= Fronton AOC =

Fronton AOC (/fr/) is an Appellation d'Origine Contrôlée (AOC) for wine in South West France in the département of Haute-Garonne and Tarn-et-Garonne, located about 35 km north of Toulouse.

==History==
Fronton is an old wine production region with the first vines planted by the Romans on the land overlooking the valley of Tarn.

==Wines==
- Most of the Fronton area wines (about 85%) are red wines made primarily of the Fronton's exclusive grape variety Négrette (minimum 50% in the blend). The Négrette (sometimes known as Pinot St.
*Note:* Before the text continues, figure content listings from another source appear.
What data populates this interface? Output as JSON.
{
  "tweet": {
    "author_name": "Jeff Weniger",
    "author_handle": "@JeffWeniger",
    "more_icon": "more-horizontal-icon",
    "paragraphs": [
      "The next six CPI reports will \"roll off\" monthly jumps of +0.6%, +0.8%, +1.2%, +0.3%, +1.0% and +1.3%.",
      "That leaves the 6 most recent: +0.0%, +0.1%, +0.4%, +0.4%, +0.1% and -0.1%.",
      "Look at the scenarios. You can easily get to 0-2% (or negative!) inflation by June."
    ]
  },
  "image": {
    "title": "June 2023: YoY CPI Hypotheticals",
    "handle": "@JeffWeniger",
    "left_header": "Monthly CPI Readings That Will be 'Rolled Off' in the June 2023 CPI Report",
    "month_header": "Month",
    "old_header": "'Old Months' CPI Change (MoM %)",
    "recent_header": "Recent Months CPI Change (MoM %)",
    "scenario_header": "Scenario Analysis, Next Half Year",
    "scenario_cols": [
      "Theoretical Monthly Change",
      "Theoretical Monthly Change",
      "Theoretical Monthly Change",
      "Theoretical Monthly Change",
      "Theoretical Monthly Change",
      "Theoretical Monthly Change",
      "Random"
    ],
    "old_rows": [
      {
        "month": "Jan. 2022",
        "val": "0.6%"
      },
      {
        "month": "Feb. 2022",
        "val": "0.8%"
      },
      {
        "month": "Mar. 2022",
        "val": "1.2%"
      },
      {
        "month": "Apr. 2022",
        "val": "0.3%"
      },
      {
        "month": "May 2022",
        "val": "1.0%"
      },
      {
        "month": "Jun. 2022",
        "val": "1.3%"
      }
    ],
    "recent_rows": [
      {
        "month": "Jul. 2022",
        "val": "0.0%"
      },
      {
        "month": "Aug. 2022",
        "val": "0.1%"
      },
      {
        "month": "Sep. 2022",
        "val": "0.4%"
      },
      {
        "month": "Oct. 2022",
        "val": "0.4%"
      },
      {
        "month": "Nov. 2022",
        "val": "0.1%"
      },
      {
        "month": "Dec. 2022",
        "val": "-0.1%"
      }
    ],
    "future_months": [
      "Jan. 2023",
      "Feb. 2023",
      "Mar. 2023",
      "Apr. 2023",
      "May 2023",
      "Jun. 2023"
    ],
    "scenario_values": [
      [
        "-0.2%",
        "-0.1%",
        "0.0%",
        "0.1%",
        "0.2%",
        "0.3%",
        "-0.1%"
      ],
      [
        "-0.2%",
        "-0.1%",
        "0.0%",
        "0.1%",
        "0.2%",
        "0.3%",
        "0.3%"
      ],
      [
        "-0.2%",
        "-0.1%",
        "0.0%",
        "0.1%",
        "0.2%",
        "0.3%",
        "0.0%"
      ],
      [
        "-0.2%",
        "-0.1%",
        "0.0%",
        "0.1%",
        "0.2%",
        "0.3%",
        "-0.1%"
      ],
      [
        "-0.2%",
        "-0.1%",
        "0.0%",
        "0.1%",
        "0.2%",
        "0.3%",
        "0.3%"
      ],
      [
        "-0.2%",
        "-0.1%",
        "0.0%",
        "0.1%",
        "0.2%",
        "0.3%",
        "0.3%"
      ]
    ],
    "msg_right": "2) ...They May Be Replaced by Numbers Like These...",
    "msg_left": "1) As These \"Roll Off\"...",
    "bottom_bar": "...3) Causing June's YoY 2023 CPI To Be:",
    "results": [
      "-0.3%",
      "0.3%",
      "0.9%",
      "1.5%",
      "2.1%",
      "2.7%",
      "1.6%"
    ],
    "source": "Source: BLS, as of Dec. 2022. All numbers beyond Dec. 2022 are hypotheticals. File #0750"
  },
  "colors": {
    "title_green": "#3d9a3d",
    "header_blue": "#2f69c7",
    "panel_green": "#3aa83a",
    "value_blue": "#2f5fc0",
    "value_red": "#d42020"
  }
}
George when grown in the United States) gives the wine fruity and delicate features, providing a powerful red wine, dark and tannic, with aromas of violet and licorice. Reds reach their fullness between 4–7 years. Other grape varieties include Syrah, Côt, Cabernet Franc, Cabernet Sauvignon, Fer Servadou, Gamay, Cinsaut and Mauzac.
- Rosé wines (around 15% of production) are characterized by low acidity, and especially when négrette is present these wines are drunk young.

==Production==
200 cooperative winery members and 60 wineries produce in total about 100,000 hectoliters yearly. The vineyards cover 2,300 hectares spread over 20 municipalities, including:

Haute-Garonne :
Bouloc, Castelnau-d'Estrétefonds, Fronton, Saint-Rustice, Vacquiers, Villaudric, Villematier, Villemur-sur-Tarn et Villeneuve-lès-Bouloc

Tarn-et-Garonne :
Bessens, Campsas, Canals, Dieupentale, Fabas, Grisolles, Labastide-Saint-Pierre, Montbartier, Nohic, Orgueil et Pompignan

==Wineries==
Wineries include Domaine Roumagnac, Château Cransac, Château Joliet, Domaine Saint Guilhem, Domaine le Roc, Château Saint Louis.